The fire took much of his eyesight, he said from jail, and left him with debilitating pain. Chilson has large, angular scars on his back from the harvesting of skin grafts needed to replace skin on his legs. He is worried he will eventually lose his left leg, because the remaining skin lacks blood flow.
He has lost much of the tissue on the front of his shins, the backs of his upper legs and his buttocks.
As a homeless person, he says, it doesn't matter if the weather is hot or cold -- like it was the day he was burned.
"You don't have a choice. You've got to deal with it," he said.
A dog's life
He compares life on the streets to that of a dog. An animal -- or a person -- once beaten down might get so down that it can't get up again. Even for basic needs.
"I've been on my own since I was 13," Chilson said. "My dad worked. My mother worked. My grandfather died, and I learned how to take care of myself." He has lived most of that time in Olmsted County.
"I trapped. I fished. I raised hunting dogs. I went in the Marine Corps at 17. I was the youngest and smallest," says Chilson, who appears weakened and shrunken by age. He said he participated in "the float" that pulled prisoners of war out of Vietnam.
He says he was thrown out of the service for bad behavior.
When not in jail, Chilson often lives outdoors.

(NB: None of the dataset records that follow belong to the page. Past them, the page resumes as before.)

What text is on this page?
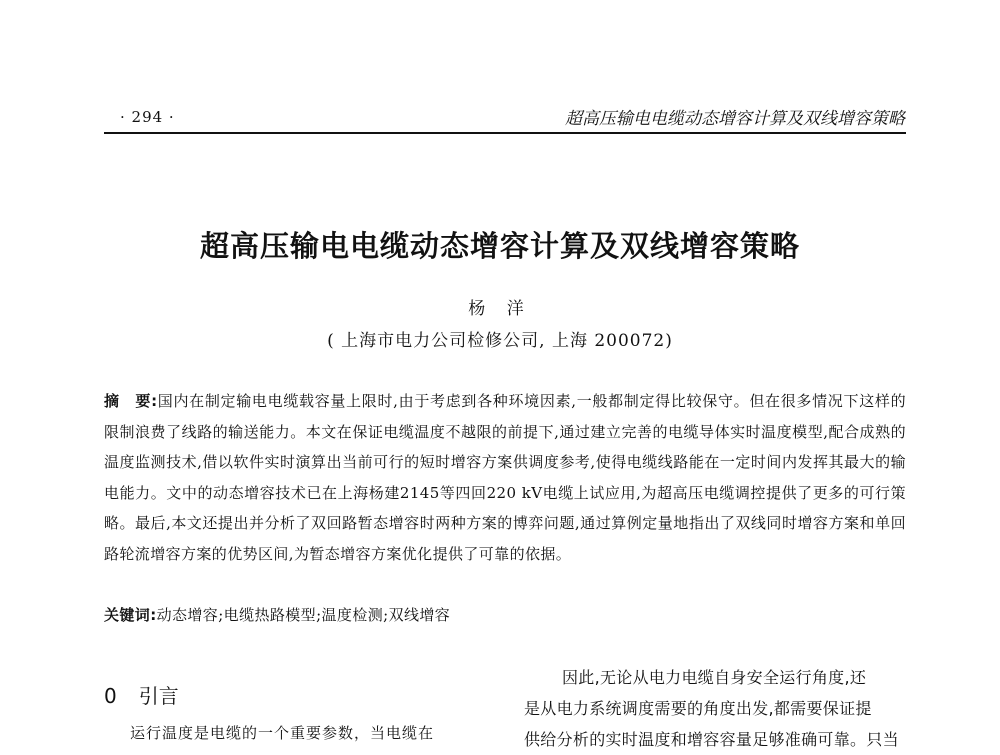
· 294 ·	超高压输电电缆动态增容计算及双线增容策略
超高压输电电缆动态增容计算及双线增容策略
杨 洋
( 上海市电力公司检修公司, 上海 200072)
摘　要:国内在制定输电电缆载容量上限时,由于考虑到各种环境因素,一般都制定得比较保守。但在很多情况下这样的限制浪费了线路的输送能力。本文在保证电缆温度不越限的前提下,通过建立完善的电缆导体实时温度模型,配合成熟的温度监测技术,借以软件实时演算出当前可行的短时增容方案供调度参考,使得电缆线路能在一定时间内发挥其最大的输电能力。文中的动态增容技术已在上海杨建2145等四回220 kV电缆上试应用,为超高压电缆调控提供了更多的可行策略。最后,本文还提出并分析了双回路暂态增容时两种方案的博弈问题,通过算例定量地指出了双线同时增容方案和单回路轮流增容方案的优势区间,为暂态增容方案优化提供了可靠的依据。
关键词:动态增容;电缆热路模型;温度检测;双线增容
0 引言
运行温度是电缆的一个重要参数，当电缆在
因此,无论从电力电缆自身安全运行角度,还
是从电力系统调度需要的角度出发,都需要保证提
供给分析的实时温度和增容容量足够准确可靠。只当
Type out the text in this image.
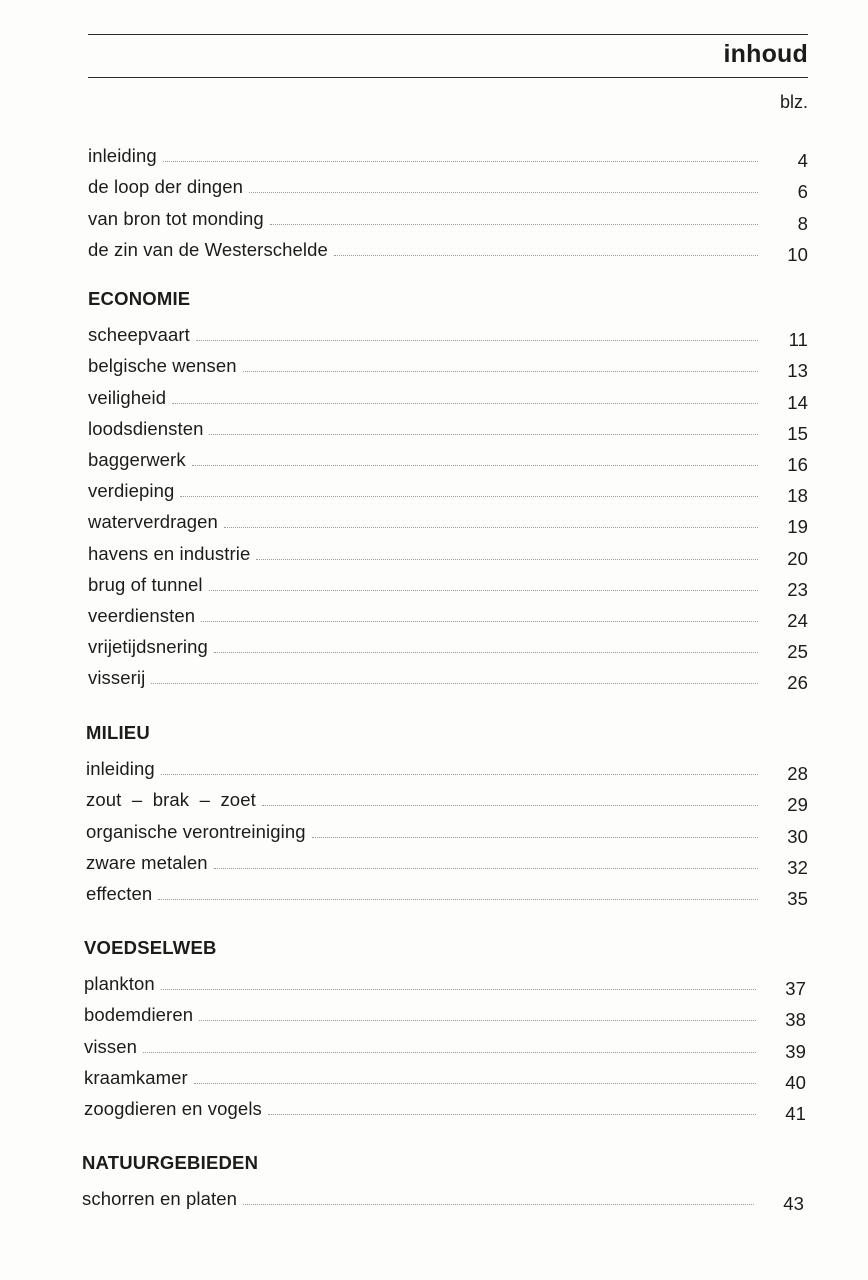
inhoud
blz.
inleiding	4
de loop der dingen	6
van bron tot monding	8
de zin van de Westerschelde	10
ECONOMIE
scheepvaart	11
belgische wensen	13
veiligheid	14
loodsdiensten	15
baggerwerk	16
verdieping	18
waterverdragen	19
havens en industrie	20
brug of tunnel	23
veerdiensten	24
vrijetijdsnering	25
visserij	26
MILIEU
inleiding	28
zout  –  brak  –  zoet	29
organische verontreiniging	30
zware metalen	32
effecten	35
VOEDSELWEB
plankton	37
bodemdieren	38
vissen	39
kraamkamer	40
zoogdieren en vogels	41
NATUURGEBIEDEN
schorren en platen	43
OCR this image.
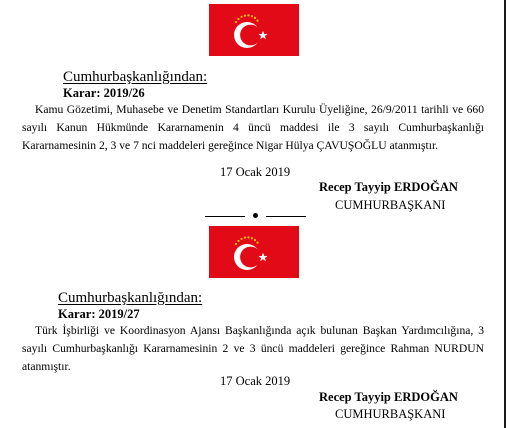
Cumhurbaşkanlığından:
Karar: 2019/26
Kamu Gözetimi, Muhasebe ve Denetim Standartları Kurulu Üyeliğine, 26/9/2011 tarihli ve 660 sayılı Kanun Hükmünde Kararnamenin 4 üncü maddesi ile 3 sayılı Cumhurbaşkanlığı Kararnamesinin 2, 3 ve 7 nci maddeleri gereğince Nigar Hülya ÇAVUŞOĞLU atanmıştır.
17 Ocak 2019
Recep Tayyip ERDOĞAN
CUMHURBAŞKANI
Cumhurbaşkanlığından:
Karar: 2019/27
Türk İşbirliği ve Koordinasyon Ajansı Başkanlığında açık bulunan Başkan Yardımcılığına, 3 sayılı Cumhurbaşkanlığı Kararnamesinin 2 ve 3 üncü maddeleri gereğince Rahman NURDUN atanmıştır.
17 Ocak 2019
Recep Tayyip ERDOĞAN
CUMHURBAŞKANI
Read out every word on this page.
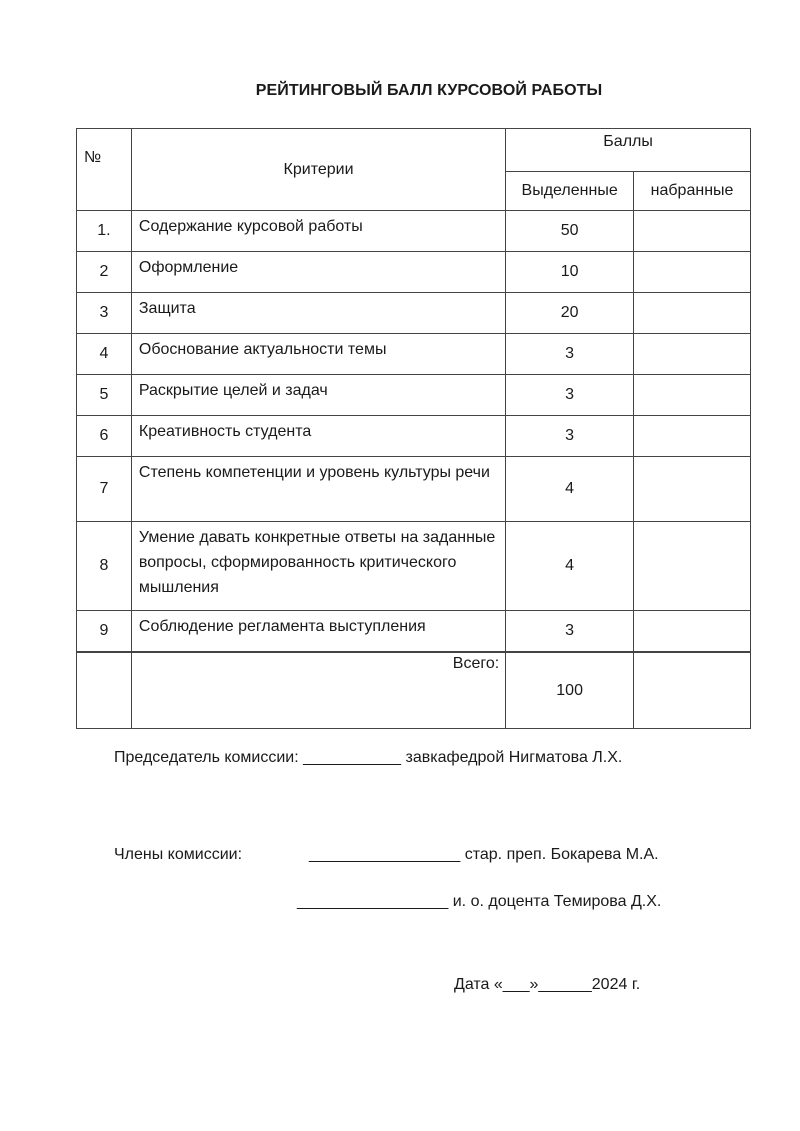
РЕЙТИНГОВЫЙ БАЛЛ КУРСОВОЙ РАБОТЫ
№	Критерии	Баллы	
		Выделенные	набранные
1.	Содержание курсовой работы	50	
2	Оформление	10	
3	Защита	20	
4	Обоснование актуальности темы	3	
5	Раскрытие целей и задач	3	
6	Креативность студента	3	
7	Степень компетенции и уровень культуры речи	4	
8	Умение давать конкретные ответы на заданные вопросы, сформированность критического мышления	4	
9	Соблюдение регламента выступления	3	
	Всего:	100	
Председатель комиссии: ___________ завкафедрой Нигматова Л.Х.
Члены комиссии:	_________________ стар. преп. Бокарева М.А.
_________________ и. о. доцента Темирова Д.Х.
Дата «___»______2024 г.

"I guess you'd call me a survivalist," he says. He notes that "I wasn't drunk" during the fire, saying he gets drunk sometimes -- "but not that time."
Others in the homeless community can relate.
Dwayne Helling, originally from Houston, said he also has experience with fires. He reads at night, and because flashlight batteries cost money and don't last long enough, he used candles.
"I read myself to sleep, and then I wake up -- the tent's on fire. It happened to me twice," said Helling, who has been on the street since age 11 or 12. "If it wasn't for that sound -- that sizzling -- that's what woke me up. So now I'm pretty leery around candles.
After the last fire, a pastor gave Helling a new tent. The faith community often provides support to the homeless.
For Chilson, who has been transferred to the Minnesota Correctional Facility in St. Cloud, the injuries from the fire will last the rest of his life. He has difficulty sitting because of the injuries to his buttocks, and walking is difficult because of the pain.
"Oh, it hurts all the time. It hurts all the time. It never stops."